Well, according to a new study, if you use it twice or more per day the answer to that question is yes.

 

In the study published in the journal Nitric Oxide, researchers studied the effects of regular mouthwash use over a period of three years.

 

What they found was shocking.

 

Participants in the study who used mouthwash twice (or more) daily were significantly more likely to develop prediabetes/diabetes than individuals using mouthwash less frequently or not at all.

 

The researchers controlled for known diabetes risk factors such as age, sex, smoking, physical activity, waist circumference, alcohol consumption, and hypertension.
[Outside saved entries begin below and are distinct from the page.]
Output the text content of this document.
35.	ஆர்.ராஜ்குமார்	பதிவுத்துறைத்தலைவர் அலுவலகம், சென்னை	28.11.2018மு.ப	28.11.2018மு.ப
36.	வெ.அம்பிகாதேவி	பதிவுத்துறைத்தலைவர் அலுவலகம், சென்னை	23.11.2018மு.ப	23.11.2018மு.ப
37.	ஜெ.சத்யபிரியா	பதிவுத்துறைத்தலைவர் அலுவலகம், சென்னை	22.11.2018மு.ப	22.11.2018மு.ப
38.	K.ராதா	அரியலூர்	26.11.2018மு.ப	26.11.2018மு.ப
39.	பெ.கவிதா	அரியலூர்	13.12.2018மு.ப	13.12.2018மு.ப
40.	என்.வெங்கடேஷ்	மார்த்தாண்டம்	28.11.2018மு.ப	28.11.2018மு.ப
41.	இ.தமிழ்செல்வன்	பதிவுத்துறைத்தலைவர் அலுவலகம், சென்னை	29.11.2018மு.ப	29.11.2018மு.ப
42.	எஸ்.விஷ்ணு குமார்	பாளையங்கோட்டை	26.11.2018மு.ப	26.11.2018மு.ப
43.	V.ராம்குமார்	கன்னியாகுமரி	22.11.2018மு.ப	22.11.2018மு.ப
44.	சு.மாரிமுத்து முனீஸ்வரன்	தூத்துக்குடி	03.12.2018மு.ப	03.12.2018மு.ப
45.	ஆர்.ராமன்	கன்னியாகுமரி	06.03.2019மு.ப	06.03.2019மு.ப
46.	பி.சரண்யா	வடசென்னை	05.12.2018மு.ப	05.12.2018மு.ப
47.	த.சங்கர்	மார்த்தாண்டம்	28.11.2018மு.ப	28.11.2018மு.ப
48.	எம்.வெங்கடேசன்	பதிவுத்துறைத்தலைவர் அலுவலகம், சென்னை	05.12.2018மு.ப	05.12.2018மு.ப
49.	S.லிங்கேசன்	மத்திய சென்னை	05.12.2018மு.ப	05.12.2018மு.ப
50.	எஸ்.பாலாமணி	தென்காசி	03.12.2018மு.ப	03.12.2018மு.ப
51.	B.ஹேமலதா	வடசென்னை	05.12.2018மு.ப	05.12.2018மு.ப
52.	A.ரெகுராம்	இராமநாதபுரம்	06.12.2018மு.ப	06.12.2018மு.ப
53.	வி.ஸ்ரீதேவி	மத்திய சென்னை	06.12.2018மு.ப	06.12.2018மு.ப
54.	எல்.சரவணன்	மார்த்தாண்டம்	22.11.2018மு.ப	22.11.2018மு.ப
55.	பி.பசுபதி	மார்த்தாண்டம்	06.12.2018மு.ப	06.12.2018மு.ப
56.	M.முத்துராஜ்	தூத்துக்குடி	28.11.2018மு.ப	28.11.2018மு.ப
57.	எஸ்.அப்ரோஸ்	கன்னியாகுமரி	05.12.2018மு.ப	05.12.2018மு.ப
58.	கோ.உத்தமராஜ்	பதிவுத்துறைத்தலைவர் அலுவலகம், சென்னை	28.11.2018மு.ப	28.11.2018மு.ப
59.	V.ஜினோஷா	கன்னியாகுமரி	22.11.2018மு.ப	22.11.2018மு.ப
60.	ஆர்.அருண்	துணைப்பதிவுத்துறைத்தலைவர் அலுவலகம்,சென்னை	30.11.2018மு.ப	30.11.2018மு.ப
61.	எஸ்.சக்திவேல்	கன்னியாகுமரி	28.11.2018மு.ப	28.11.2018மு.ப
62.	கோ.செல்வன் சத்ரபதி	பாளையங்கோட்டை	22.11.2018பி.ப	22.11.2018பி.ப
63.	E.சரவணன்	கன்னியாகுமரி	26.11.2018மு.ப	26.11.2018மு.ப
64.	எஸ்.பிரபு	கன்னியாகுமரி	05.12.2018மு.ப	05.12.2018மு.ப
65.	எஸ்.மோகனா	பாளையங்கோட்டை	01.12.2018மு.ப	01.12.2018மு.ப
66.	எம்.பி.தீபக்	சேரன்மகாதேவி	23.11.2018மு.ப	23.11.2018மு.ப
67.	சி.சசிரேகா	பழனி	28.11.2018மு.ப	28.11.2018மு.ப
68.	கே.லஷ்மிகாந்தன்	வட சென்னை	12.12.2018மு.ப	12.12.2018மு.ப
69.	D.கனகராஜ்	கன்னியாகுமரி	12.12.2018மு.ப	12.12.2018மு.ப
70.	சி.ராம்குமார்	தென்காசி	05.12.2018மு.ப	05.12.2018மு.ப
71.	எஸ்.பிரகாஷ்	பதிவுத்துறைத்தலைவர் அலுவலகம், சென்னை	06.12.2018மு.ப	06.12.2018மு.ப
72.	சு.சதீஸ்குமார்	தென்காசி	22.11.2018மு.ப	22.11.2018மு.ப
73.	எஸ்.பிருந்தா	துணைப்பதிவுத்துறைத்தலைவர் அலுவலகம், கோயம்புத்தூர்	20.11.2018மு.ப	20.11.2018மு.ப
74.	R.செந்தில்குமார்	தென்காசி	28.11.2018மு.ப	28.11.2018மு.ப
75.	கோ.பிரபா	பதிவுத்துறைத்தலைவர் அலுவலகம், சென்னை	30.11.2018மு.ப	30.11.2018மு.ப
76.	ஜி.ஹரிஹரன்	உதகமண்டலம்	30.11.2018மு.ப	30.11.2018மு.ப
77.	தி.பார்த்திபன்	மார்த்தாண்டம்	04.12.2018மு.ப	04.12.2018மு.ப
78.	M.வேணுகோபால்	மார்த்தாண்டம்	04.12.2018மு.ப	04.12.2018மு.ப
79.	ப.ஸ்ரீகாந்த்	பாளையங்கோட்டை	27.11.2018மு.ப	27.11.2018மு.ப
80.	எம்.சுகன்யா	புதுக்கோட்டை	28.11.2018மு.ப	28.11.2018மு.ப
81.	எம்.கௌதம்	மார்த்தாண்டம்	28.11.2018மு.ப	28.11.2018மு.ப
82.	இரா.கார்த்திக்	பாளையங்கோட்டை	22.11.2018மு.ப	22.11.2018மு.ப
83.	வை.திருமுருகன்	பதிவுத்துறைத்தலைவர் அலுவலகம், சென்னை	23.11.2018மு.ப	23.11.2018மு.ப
Therefore, the results could be reliably attributed to mouthwash use.

 

Poor oral health has been linked to a number of more serious health conditions, particularly heart disease. But, nobody really knows why.

 

Some recent research studies have shown that bacteria in the mouth (the oral microbiome) such as Actinobacteria, are inversely linked to diabetes risk – when the bacteria are absent, an individual is at greater risk of developing diabetes.

 

The problem with mouthwash is that it kills bacteria indiscriminately, both good bacteria and bad bacteria.

 

The researchers think that using mouthwash twice or more per day for a long period of time increases the risk of developing diabetes by killing the good bacteria in the mouth.   

 

There is still a lot of work to be done to figure out the exact mechanisms and which bacteria are most important, but for now, it may be prudent to limit mouthwash use to once per day.